Stability AI recently unveiled its latest innovation, Stable Video Diffusion (SVD), a groundbreaking AI tool that transforms static images into dynamic short videos. This free research utility, available as an open-weights preview, operates on two AI models employing the image-to-video technique. Remarkably, SVD functions efficiently on local machines equipped with Nvidia GPUs. This release marks a significant step in the realm of AI-assisted video generation, though its outcomes currently show a spectrum of effectiveness.
Today, we are releasing Stable Video Diffusion, our first foundation model for generative video based on the image model Stable Diffusion. Now available in research preview, this state-of-the-art generative AI video model represents a significant step in our journey toward creating models for everyone of every type.
What is Stable Video Diffusion, or SVD?
Stable Video Diffusion (SVD), a venture by Stability AI, is an ambitious step into the domain of AI video synthesis. This innovation comes on the heels of the successful launch of Stable Diffusion last year, an open weights image synthesis model that ignited the field of open image synthesis. It fostered a robust community of enthusiasts who have since expanded the technology with their unique customizations. Now, Stability AI is aiming to replicate this success in video synthesis, though it’s a technology still in its early stages.
Presently, Stable Video Diffusion comprises two distinct models. The first model, known simply as “SVD,” is capable of converting images into videos up to 14 frames in length. The second, “SVD-XT,” extends this capability to 25 frames. These models offer versatility in operation, running at speeds ranging from 3 to 30 frames per second. They generate short video clips, typically spanning 2 to 4 seconds, in MP4 format with a resolution of 576×1024.
Key points detailed by Stability AI:
- Adaptable to numerous video applications: SVD’s adaptability shines in numerous video-related tasks. One of its notable applications is multi-view synthesis from a single image, achievable with fine-tuning on multi-view datasets. Stability AI envisions a range of models that will build upon and enhance this foundational technology, aspiring to create an ecosystem akin to that which has developed around Stable Diffusion.
- Competitive in performance: Released in two versions for image-to-video conversion, Stable Video Diffusion demonstrates its prowess in generating videos of 14 and 25 frames at adjustable frame rates between 3 and 30 fps. In initial external evaluations, these models have shown to outperform leading closed models in user preference studies, even in their nascent stages.
Stability AI is keen to clarify that Stable Video Diffusion (SVD) is currently in its infancy and is primarily designed for research purposes:
While we eagerly update our models with the latest advancements and work to incorporate your feedback. This model is not intended for real-world or commercial applications at this stage. Your insights and feedback on safety and quality are important to refining this model for its eventual release.
The research paper on Stable Video Diffusion does not disclose the origins of the training datasets. It mentions the use of “a large video dataset,” which has been crafted into the Large Video Dataset (LVD). This impressive dataset comprises approximately 580 million annotated video clips, encapsulating 212 years’ worth of content in duration.
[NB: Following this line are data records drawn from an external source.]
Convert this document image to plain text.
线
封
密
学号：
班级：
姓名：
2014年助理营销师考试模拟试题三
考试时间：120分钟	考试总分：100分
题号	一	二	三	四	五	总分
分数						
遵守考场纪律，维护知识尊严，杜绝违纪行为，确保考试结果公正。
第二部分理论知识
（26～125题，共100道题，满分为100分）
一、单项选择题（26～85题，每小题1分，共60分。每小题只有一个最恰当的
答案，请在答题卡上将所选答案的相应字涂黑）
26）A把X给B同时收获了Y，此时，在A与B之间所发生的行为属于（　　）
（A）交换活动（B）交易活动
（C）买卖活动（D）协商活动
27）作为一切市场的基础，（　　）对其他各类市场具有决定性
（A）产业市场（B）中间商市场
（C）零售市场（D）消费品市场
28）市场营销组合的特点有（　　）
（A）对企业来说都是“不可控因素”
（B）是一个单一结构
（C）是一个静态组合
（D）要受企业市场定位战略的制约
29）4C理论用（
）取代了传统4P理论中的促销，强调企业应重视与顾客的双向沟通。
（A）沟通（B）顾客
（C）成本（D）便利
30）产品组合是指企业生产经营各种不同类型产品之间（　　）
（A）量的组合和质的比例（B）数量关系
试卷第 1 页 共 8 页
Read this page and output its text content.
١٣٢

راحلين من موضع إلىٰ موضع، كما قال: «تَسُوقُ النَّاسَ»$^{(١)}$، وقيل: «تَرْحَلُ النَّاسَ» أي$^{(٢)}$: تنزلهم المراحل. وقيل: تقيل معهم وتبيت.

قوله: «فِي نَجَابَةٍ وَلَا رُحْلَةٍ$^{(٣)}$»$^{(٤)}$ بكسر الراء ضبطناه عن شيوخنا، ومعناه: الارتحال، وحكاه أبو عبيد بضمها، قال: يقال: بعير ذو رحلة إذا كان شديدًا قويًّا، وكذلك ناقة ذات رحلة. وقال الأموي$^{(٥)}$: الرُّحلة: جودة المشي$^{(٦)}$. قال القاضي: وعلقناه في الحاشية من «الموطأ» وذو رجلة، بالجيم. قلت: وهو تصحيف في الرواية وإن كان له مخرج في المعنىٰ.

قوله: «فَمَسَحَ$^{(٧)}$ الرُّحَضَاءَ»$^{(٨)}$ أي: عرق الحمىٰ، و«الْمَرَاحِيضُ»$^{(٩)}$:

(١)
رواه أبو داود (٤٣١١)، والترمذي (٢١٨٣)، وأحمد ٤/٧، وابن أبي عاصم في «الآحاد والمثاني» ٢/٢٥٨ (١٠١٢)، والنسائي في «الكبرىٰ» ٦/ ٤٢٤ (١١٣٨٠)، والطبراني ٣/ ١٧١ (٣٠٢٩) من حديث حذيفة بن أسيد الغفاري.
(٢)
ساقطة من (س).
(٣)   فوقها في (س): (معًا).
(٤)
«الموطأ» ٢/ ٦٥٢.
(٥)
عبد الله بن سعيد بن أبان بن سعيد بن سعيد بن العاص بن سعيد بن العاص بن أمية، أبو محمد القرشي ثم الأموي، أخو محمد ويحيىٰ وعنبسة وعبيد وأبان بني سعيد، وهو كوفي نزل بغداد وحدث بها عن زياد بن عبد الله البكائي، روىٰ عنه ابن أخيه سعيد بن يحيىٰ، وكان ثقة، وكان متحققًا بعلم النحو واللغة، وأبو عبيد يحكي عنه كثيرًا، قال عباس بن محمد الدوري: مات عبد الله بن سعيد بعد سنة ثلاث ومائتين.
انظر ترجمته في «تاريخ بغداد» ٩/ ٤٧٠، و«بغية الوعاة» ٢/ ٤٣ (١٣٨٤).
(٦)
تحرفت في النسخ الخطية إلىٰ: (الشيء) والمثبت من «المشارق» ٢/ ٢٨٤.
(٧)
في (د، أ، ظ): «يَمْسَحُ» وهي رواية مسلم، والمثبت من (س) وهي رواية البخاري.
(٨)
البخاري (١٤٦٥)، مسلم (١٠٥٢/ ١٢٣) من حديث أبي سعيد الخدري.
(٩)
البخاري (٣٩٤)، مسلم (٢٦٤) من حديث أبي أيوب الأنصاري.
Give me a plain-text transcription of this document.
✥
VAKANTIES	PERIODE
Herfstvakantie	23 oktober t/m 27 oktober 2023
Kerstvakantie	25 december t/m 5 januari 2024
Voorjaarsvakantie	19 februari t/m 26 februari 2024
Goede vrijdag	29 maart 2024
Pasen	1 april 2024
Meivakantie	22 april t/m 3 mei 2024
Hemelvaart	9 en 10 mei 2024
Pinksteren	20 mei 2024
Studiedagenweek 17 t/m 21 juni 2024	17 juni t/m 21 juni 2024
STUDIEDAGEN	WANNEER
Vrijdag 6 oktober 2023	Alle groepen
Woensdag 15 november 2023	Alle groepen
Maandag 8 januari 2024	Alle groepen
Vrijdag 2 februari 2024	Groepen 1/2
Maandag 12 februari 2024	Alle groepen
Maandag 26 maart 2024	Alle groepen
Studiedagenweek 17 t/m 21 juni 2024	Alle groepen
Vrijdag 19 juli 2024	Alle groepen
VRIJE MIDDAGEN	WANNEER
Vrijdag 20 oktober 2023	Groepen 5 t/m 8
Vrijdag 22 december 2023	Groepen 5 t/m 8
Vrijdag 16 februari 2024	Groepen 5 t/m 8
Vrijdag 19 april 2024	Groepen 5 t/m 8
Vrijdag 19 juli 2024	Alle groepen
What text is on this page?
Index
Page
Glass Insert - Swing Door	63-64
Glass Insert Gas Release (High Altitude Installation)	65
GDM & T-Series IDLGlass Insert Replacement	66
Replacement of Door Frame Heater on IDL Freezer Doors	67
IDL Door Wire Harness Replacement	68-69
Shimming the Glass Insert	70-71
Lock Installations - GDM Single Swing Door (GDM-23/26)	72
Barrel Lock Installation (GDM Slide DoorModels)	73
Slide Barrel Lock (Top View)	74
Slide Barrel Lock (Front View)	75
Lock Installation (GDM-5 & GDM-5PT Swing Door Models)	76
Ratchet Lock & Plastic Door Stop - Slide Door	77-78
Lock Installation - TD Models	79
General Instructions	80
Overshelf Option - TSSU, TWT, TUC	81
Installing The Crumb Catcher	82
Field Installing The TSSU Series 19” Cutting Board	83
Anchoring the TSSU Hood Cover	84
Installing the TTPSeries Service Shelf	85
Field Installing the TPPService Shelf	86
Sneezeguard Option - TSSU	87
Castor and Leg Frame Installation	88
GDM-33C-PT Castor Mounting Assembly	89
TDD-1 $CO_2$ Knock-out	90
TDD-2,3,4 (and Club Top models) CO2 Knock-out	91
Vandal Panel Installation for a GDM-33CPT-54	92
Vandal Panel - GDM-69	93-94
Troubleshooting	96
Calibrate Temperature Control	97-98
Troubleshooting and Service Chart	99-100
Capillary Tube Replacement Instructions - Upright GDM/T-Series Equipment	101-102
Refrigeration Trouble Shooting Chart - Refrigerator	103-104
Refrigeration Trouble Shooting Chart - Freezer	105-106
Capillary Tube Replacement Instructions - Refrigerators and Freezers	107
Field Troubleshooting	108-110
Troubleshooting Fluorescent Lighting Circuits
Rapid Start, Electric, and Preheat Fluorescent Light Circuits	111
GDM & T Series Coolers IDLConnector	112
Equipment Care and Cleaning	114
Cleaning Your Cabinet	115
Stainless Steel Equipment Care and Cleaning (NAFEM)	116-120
Stable Diffusion models that can elevate your generation process
SVD is not the first AI model to provide such functionality, but it stands out in its approach and potential. For those interested in exploring or contributing to SVD, the source code and weights are openly accessible on GitHub. An alternative way to experiment with SVD is through the Pinokio platform. This platform simplifies the process by managing installation dependencies and running the model in a dedicated environment.
Stability AI has introduced an opportunity to join their waitlist for a new web experience featuring a Text-To-Video interface. This interface, powered by Stable Video Diffusion, is expected to find applications across various sectors like Advertising, Education, and Entertainment. It presents a glimpse into the practical utilities of SVD, demonstrating its potential impact beyond the research community.